The federal government deployed SWAT teams from 16 different federal divisions to deal with the unrest surrounding racial justice protests in May and June, Congress’ chief watchdog said in a report Thursday that reveals the extent of Trump administration action.

Teams deployed from Buffalo to Miami, and from San Diego to D.C., in some cases as the main protection for federal buildings and in other cases as backup to other national or local law enforcement agencies, according to the Government Accountability Office.

The deployments have drawn intense scrutiny, with Trump critics saying the federal presence was heavy-handed, particularly in the nation’s capital.

The District of Columbia was the most intense, with 11 different tactical teams playing some role there during protests. They ranged from the FBI’s Hostage Rescue Team to the Pentagon’s 14-member Force Protection Emergency Response Team, which deployed to clear protesters from near a military courthouse in downtown.

Buffalo and San Diego each saw four different SWAT teams deployed.
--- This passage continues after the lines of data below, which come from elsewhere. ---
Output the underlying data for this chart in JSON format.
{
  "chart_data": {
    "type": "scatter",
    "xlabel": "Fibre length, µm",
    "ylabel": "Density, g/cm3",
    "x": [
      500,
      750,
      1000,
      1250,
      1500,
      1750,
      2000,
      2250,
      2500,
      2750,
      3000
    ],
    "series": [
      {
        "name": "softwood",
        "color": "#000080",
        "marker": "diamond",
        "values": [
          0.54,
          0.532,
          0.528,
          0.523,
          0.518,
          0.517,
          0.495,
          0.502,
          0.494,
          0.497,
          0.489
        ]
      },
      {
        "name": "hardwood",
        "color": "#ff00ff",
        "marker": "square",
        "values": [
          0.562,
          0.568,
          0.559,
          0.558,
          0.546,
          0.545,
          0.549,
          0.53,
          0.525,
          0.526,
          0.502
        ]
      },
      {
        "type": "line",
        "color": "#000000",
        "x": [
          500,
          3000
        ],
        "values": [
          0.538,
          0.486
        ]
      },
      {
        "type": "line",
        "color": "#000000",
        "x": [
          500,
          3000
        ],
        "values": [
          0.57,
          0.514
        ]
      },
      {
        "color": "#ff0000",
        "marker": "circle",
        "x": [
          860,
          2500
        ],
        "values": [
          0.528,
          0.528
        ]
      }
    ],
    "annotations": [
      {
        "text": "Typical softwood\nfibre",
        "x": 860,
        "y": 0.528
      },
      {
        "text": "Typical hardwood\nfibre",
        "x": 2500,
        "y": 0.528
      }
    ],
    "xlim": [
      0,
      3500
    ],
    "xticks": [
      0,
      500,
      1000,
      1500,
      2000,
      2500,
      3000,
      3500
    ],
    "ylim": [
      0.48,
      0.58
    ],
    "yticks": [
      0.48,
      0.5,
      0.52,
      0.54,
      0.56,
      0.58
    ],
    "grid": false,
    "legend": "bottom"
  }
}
Other cities included El Paso, Dallas, House and Pearland in Texas; Detroit and Port Huron in Michigan; St. Louis; Los Angeles and San Francisco in California; New York City; Seattle and Tacoma in Washington; and Denver.

Portland was not listed, likely because of the time frame. GAO’s review only spanned through June, and additional federal tactical teams were sent to the Oregon city in July.

Federal officials say they sent in reinforcements after violent riots broke out around the federal courthouse and local police were told to stand down.

The U.S. Marshals Service declined to say where it deployed tactical teams, calling it a sensitive matter. The agency wouldn’t even disclose the number of people on its tactical teams.

Other agencies, though, were forthcoming.

GAO released the information as part of a broader audit of 25 tactical teams run by federal agencies.

They range from the FBI’s SWAT team, with nearly 1,100 members, to a two-man team at the National Institutes of Health.